EFFET SUR LA PRESSION
INTRACRÂNIENNE
En raison de ses effets excitateurs sur le SNC, la kétamine augmente le métabolisme cérébral (en oxygène, glucose), entraînant une augmentation du débit sanguin cérébral et donc, de la pression intracrânienne. En revanche, la vasoréactivité cérébrale au dioxyde de carbone reste intacte, donc une réduction de la PaCO2 via par exemple une ventilation mécanique atténuera cette augmentation de la pression intracrânienne. Néanmoins, la kétamine ne doit pas être utilisée chez des patients où une augmentation du métabolisme cérébrale ne sera pas tolérée.
EFFET PRO-CONVULSIVANT ?

La kétamine a un potentiel épileptogène et son usage n’est généralement pas recommandé à des doses élevées chez les animaux présentant des troubles épileptiques ou subissant une procédure pouvant pour provoquer des crises d’épilepsie (par exemple myélographie). Cependant, des études confère à la kétamine des propriétés anti-convulsivantes, et son usage a été fait notamment chez les patients souffrants de Status Epilepticus et neuroprotectrices (Rosati et al., 2018).

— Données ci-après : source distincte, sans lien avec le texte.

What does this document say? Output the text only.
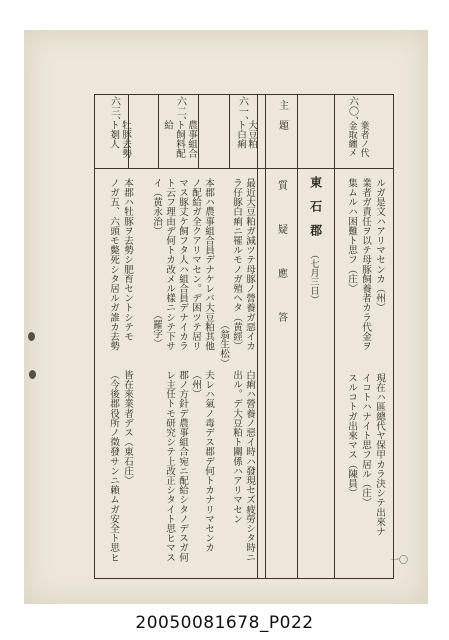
一〇
六〇、
業者ノ代
金取纏メ
ルガ是文ハアリマセンカ（州）
業者ガ責任ヲ以テ母豚飼養者カラ代金ヲ
集ムルハ困難ト思フ（庄）
現在ハ區總代ヤ保甲カラ決シテ出來ナ
イコトハナイト思フ居ル（庄）
スルコトガ出來マス（陳員）
東　石　郡
（七月三日）
主　題
質　疑　應　答
六一、
大豆粕
ト白痢
最近大豆粕ガ減ツテ母豚ノ營養ガ惡イカ
ラ仔豚白痢ニ罹ルモノガ殖ヘタ（黄經）
（翁生松）
白痢ハ營養ノ惡イ時ハ發現セズ疲勞シタ時ニ
出ル。デ大豆粕ト關係ハアリマセン
夫レハ氣ノ毒デス郡デ何トカナリマセンカ
（州）
六二、
農事組合
ト飼料配
給
本郡ハ農事組合員デナケレバ大豆粕其他
ノ配給ガ全クアリマセン。デ困ツテ居リ
マス豚丈ケ飼フタ人ハ組合員デナイカラ
ト云フ理由デ何トカ改メル樣ニシテ下サ
イ（黄永治）
（羅字）
郡ノ方針デ農事組合宛ニ配給シタノデスガ何
レ主任トモ研究シテ上改正シタイト思ヒマス
六三、
牡豚去勢
ト剗人
本郡ハ牡豚ヲ去勢シ肥育セントシテモ
ノガ五、六頭モ斃死シタ居ルガ誰カ去勢
皆在來業者デス（東石庄）
（今後郡役所ノ徵發サンニ賴ムガ安全ト思ヒ
20050081678_P022
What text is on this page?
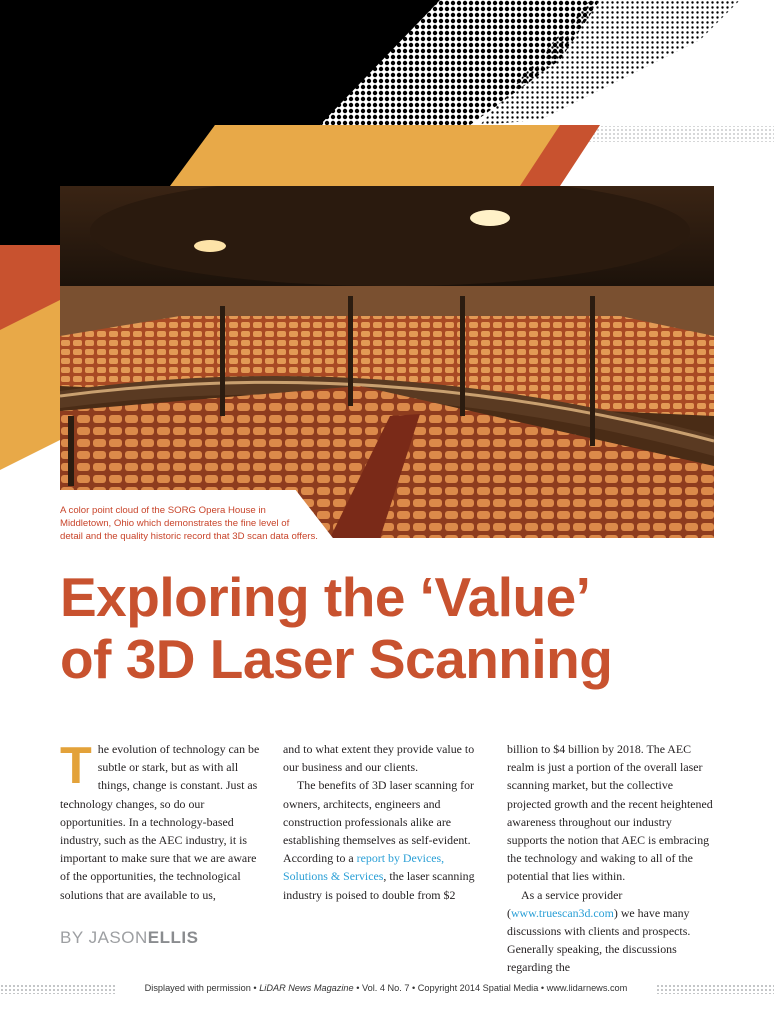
A color point cloud of the SORG Opera House in
Middletown, Ohio which demonstrates the fine level of
detail and the quality historic record that 3D scan data offers.
Exploring the ‘Value’
of 3D Laser Scanning

The evolution of technology can be subtle or stark, but as with all things, change is constant. Just as technology changes, so do our opportunities. In a technology-based industry, such as the AEC industry, it is important to make sure that we are aware of the opportunities, the technological solutions that are available to us,

and to what extent they provide value to our business and our clients.

The benefits of 3D laser scanning for owners, architects, engineers and construction professionals alike are establishing themselves as self-evident. According to a report by Devices, Solutions & Services, the laser scanning industry is poised to double from $2

billion to $4 billion by 2018. The AEC realm is just a portion of the overall laser scanning market, but the collective projected growth and the recent heightened awareness throughout our industry supports the notion that AEC is embracing the technology and waking to all of the potential that lies within.

As a service provider (www.truescan3d.com) we have many discussions with clients and prospects. Generally speaking, the discussions regarding the

BY JASONELLIS
Displayed with permission • LiDAR News Magazine • Vol. 4 No. 7 • Copyright 2014 Spatial Media • www.lidarnews.com
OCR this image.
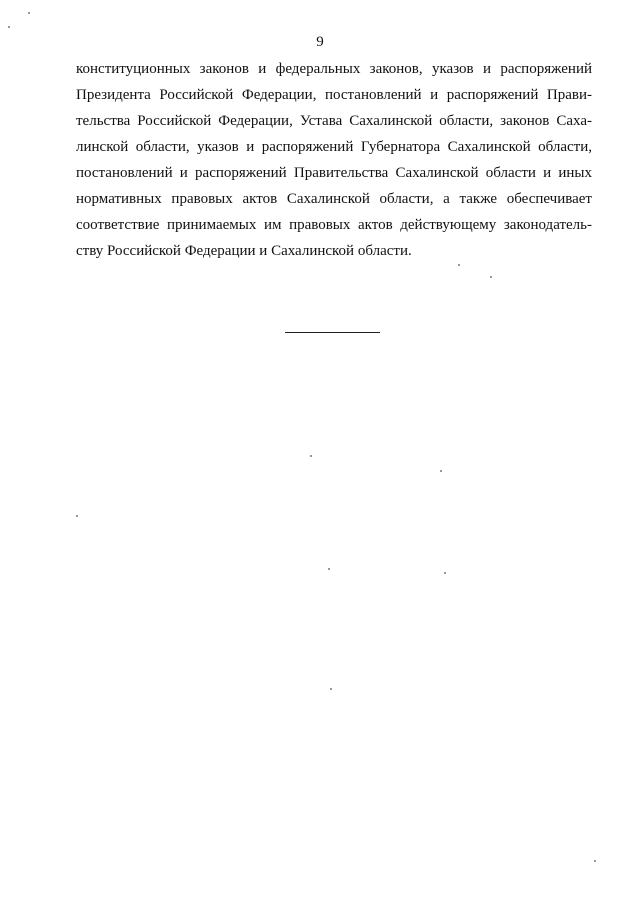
9
конституционных законов и федеральных законов, указов и распоряжений
Президента Российской Федерации, постановлений и распоряжений Прави-
тельства Российской Федерации, Устава Сахалинской области, законов Саха-
линской области, указов и распоряжений Губернатора Сахалинской области,
постановлений и распоряжений Правительства Сахалинской области и иных
нормативных правовых актов Сахалинской области, а также обеспечивает
соответствие принимаемых им правовых актов действующему законодатель-
ству Российской Федерации и Сахалинской области.
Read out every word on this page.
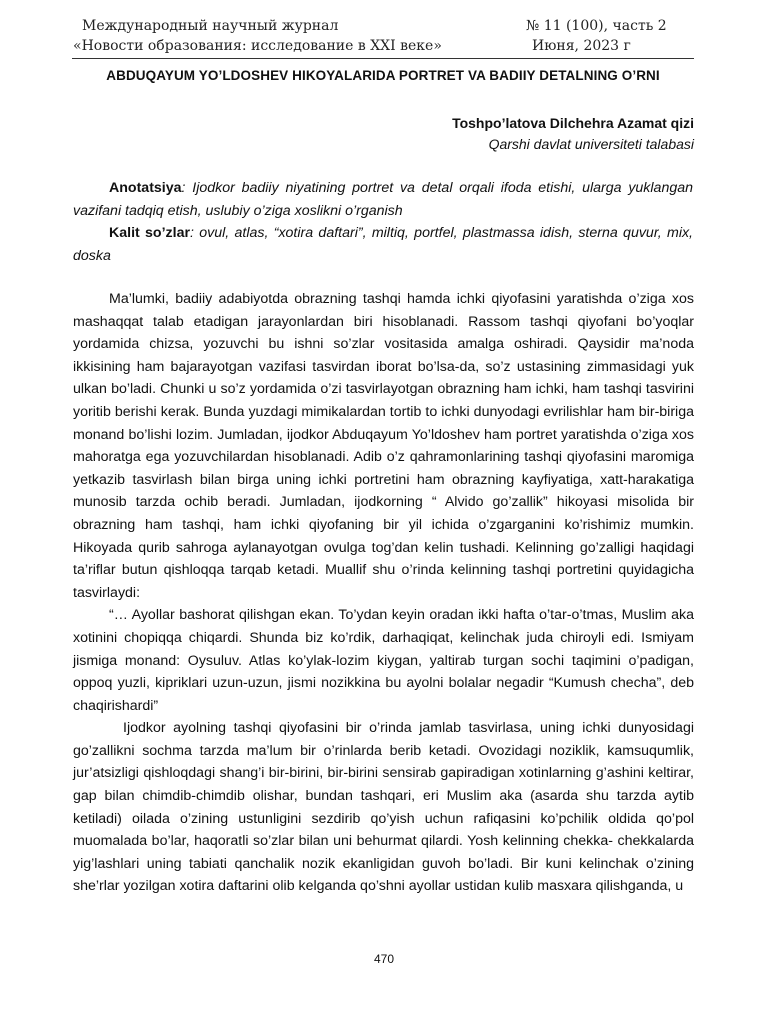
Международный научный журнал
«Новости образования: исследование в XXI веке»
№ 11 (100), часть 2
Июня, 2023 г
ABDUQAYUM YO’LDOSHEV HIKOYALARIDA PORTRET VA BADIIY DETALNING O’RNI
Toshpo’latova Dilchehra Azamat qizi
Qarshi davlat universiteti talabasi

Anotatsiya: Ijodkor badiiy niyatining portret va detal orqali ifoda etishi, ularga yuklangan vazifani tadqiq etish, uslubiy o’ziga xoslikni o’rganish

Kalit so’zlar: ovul, atlas, “xotira daftari”, miltiq, portfel, plastmassa idish, sterna quvur, mix, doska

Ma’lumki, badiiy adabiyotda obrazning tashqi hamda ichki qiyofasini yaratishda o’ziga xos mashaqqat talab etadigan jarayonlardan biri hisoblanadi. Rassom tashqi qiyofani bo’yoqlar yordamida chizsa, yozuvchi bu ishni so’zlar vositasida amalga oshiradi. Qaysidir ma’noda ikkisining ham bajarayotgan vazifasi tasvirdan iborat bo’lsa-da, so’z ustasining zimmasidagi yuk ulkan bo’ladi. Chunki u so’z yordamida o’zi tasvirlayotgan obrazning ham ichki, ham tashqi tasvirini yoritib berishi kerak. Bunda yuzdagi mimikalardan tortib to ichki dunyodagi evrilishlar ham bir-biriga monand bo’lishi lozim. Jumladan, ijodkor Abduqayum Yo’ldoshev ham portret yaratishda o’ziga xos mahoratga ega yozuvchilardan hisoblanadi. Adib o’z qahramonlarining tashqi qiyofasini maromiga yetkazib tasvirlash bilan birga uning ichki portretini ham obrazning kayfiyatiga, xatt-harakatiga munosib tarzda ochib beradi. Jumladan, ijodkorning “ Alvido go’zallik” hikoyasi misolida bir obrazning ham tashqi, ham ichki qiyofaning bir yil ichida o’zgarganini ko’rishimiz mumkin. Hikoyada qurib sahroga aylanayotgan ovulga tog’dan kelin tushadi. Kelinning go’zalligi haqidagi ta’riflar butun qishloqqa tarqab ketadi. Muallif shu o’rinda kelinning tashqi portretini quyidagicha tasvirlaydi:

“… Ayollar bashorat qilishgan ekan. To’ydan keyin oradan ikki hafta o’tar-o’tmas, Muslim aka xotinini chopiqqa chiqardi. Shunda biz ko’rdik, darhaqiqat, kelinchak juda chiroyli edi. Ismiyam jismiga monand: Oysuluv. Atlas ko’ylak-lozim kiygan, yaltirab turgan sochi taqimini o’padigan, oppoq yuzli, kipriklari uzun-uzun, jismi nozikkina bu ayolni bolalar negadir “Kumush checha”, deb chaqirishardi”

Ijodkor ayolning tashqi qiyofasini bir o’rinda jamlab tasvirlasa, uning ichki dunyosidagi go’zallikni sochma tarzda ma’lum bir o’rinlarda berib ketadi. Ovozidagi noziklik, kamsuqumlik, jur’atsizligi qishloqdagi shang’i bir-birini, bir-birini sensirab gapiradigan xotinlarning g’ashini keltirar, gap bilan chimdib-chimdib olishar, bundan tashqari, eri Muslim aka (asarda shu tarzda aytib ketiladi) oilada o’zining ustunligini sezdirib qo’yish uchun rafiqasini ko’pchilik oldida qo’pol muomalada bo’lar, haqoratli so’zlar bilan uni behurmat qilardi. Yosh kelinning chekka- chekkalarda yig’lashlari uning tabiati qanchalik nozik ekanligidan guvoh bo’ladi. Bir kuni kelinchak o’zining she’rlar yozilgan xotira daftarini olib kelganda qo’shni ayollar ustidan kulib masxara qilishganda, u

470
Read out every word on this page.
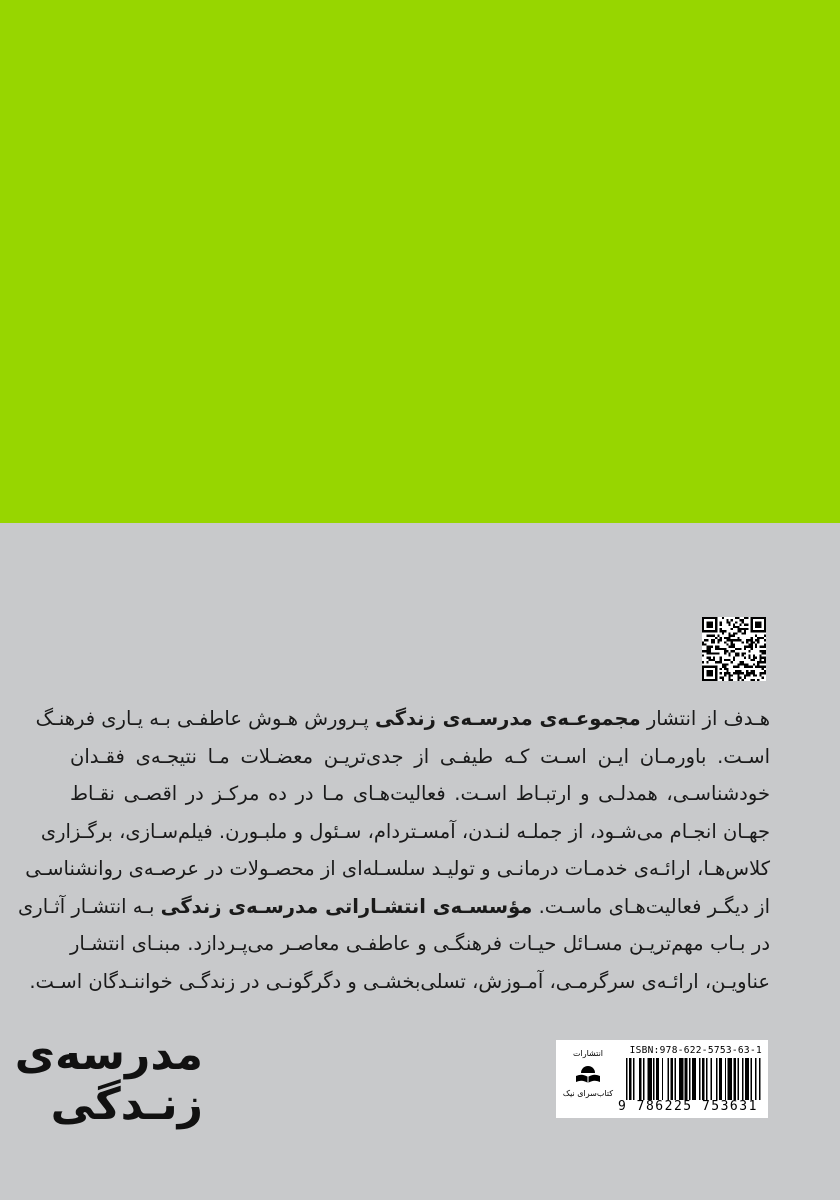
هـدف از انتشار مجموعـه‌ی مدرسـه‌ی زندگی پـرورش هـوش عاطفـی بـه یـاری فرهنـگ
اسـت. باورمـان ایـن اسـت کـه طیفـی از جدی‌تریـن معضـلات مـا نتیجـه‌ی فقـدان
خودشناسـی، همدلـی و ارتبـاط اسـت. فعالیت‌هـای مـا در ده مرکـز در اقصـی نقـاط
جهـان انجـام می‌شـود، از جملـه لنـدن، آمسـتردام، سـئول و ملبـورن. فیلم‌سـازی، برگـزاری
کلاس‌هـا، ارائـه‌ی خدمـات درمانـی و تولیـد سلسـله‌ای از محصـولات در عرصـه‌ی روانشناسـی
از دیگـر فعالیت‌هـای ماسـت. مؤسسـه‌ی انتشـاراتی مدرسـه‌ی زندگی بـه انتشـار آثـاری
در بـاب مهم‌تریـن مسـائل حیـات فرهنگـی و عاطفـی معاصـر می‌پـردازد. مبنـای انتشـار
عناویـن، ارائـه‌ی سرگرمـی، آمـوزش، تسلی‌بخشـی و دگرگونـی در زندگـی خواننـدگان اسـت.
مدرسه‌ی
زنـدگی
انتشارات
کتاب‌سرای نیک
ISBN:978-622-5753-63-1
9 786225 753631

EFFET SUR LA PRESSION INTRA-OCULLAIRE

La kétamine administrée seule augmente également la PIO, et des précautions doivent être prises lors de l'utilisation de celle-ci pour une chirurgie intraoculaire et/ou lors de blessures perforantes du globe oculaire. Cependant, ses effets sont atténués par l'utilisation de benzodiazépines, d'acépromazine et α2-agonistes. Les yeux demeurent en position centrale pendant une anesthésie à la kétamine, rendant les animaux plus sujets au dessèchement de la cornée et aux ulcères.